I thought the same thing about racism in Howard COunty MD: a city built specifically to close the gaps in economics,ethnicity, etc… with the diversity, the money, the theoretical political will? If we cant shift our 9:1 arrest rates here, where can it happen?
If we can’t sort our spoons, here in my kitchen, where we have the money, the intersections, the skills to grow our capacity… and yes the history, thr trauma, the neuro- ways of being…
What can I possibly expect of our world leaders?
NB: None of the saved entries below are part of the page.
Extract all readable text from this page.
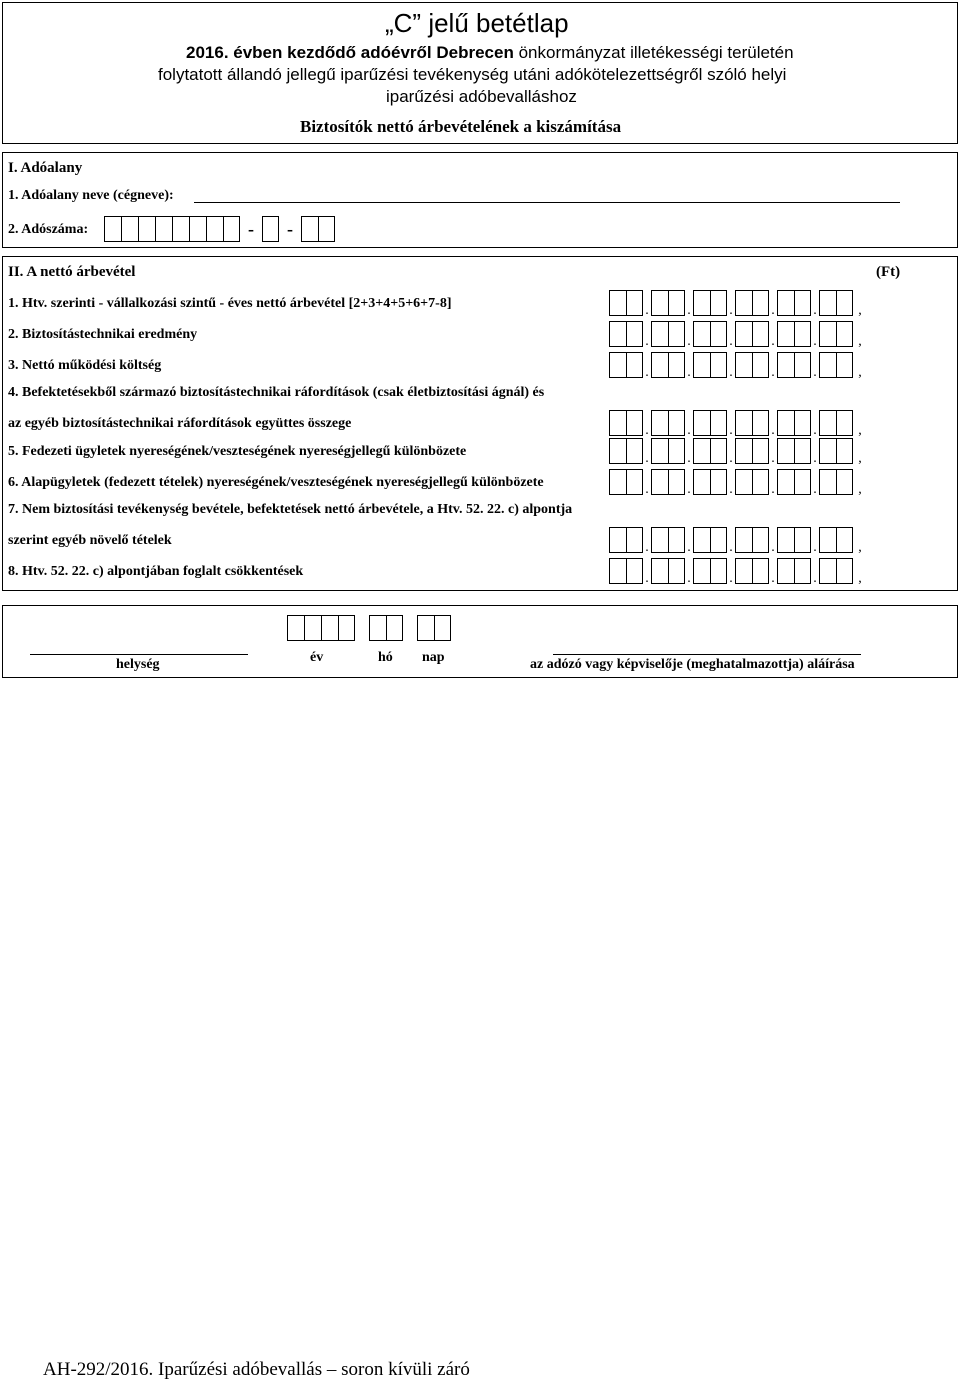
„C” jelű betétlap
2016. évben kezdődő adóévről Debrecen önkormányzat illetékességi területén
folytatott állandó jellegű iparűzési tevékenység utáni adókötelezettségről szóló helyi
iparűzési adóbevalláshoz
Biztosítók nettó árbevételének a kiszámítása
I. Adóalany
1. Adóalany neve (cégneve):
2. Adószáma:	-	-
II. A nettó árbevétel	(Ft)
1. Htv. szerinti - vállalkozási szintű - éves nettó árbevétel [2+3+4+5+6+7-8]	.	.	.	.	.	,
2. Biztosítástechnikai eredmény	.	.	.	.	.	,
3. Nettó működési költség	.	.	.	.	.	,
4. Befektetésekből származó biztosítástechnikai ráfordítások (csak életbiztosítási ágnál) és
az egyéb biztosítástechnikai ráfordítások együttes összege	.	.	.	.	.	,
5. Fedezeti ügyletek nyereségének/veszteségének nyereségjellegű különbözete	.	.	.	.	.	,
6. Alapügyletek (fedezett tételek) nyereségének/veszteségének nyereségjellegű különbözete	.	.	.	.	.	,
7. Nem biztosítási tevékenység bevétele, befektetések nettó árbevétele, a Htv. 52. 22. c) alpontja
szerint egyéb növelő tételek	.	.	.	.	.	,
8. Htv. 52. 22. c) alpontjában foglalt csökkentések	.	.	.	.	.	,
helység	év	hó nap	az adózó vagy képviselője (meghatalmazottja) aláírása
AH-292/2016. Iparűzési adóbevallás – soron kívüli záró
The difficulty comes when I reason: I know how to wash spoons, they are doing the best they can… instead of recognizing that me washing all the spoons IS NOT HELPING ANYONE.
So then I go back to work, because everyone (I start with org leadership bc they have a financially vested interest and can pass the skill along across teams of people quickly and effectively- our culture, like it or not, is largely shaped by our work cultures. so we startt there) needs to know how to wash spoons, and if everyone learns to do it at work: they don’t pay a therapist for it (if they even had decent enough insurance or cash to get in with a reasonable one) and their family can learn it- or at least benefit from that parent having spoon washing capapcity.) AND: we end up with more spoon washers in positions of leadership rather than the reactive critters we got in too many official places right now.
(I’m gonna ask whomever that is in the kitchen to do it, and remember that their lack of spoon washing has nothing to do with how much they love me or appreciate “all that I do,” but that the repetition is how we create new patterns. Here and everywhere. And it doens’ “take time” to interrup that pattern in me, in the kitchen, in this very moment. and the next. And I can do it with love and compassion- because otherwise whats the purpose of abolition if i’m policing myself and those I love most?)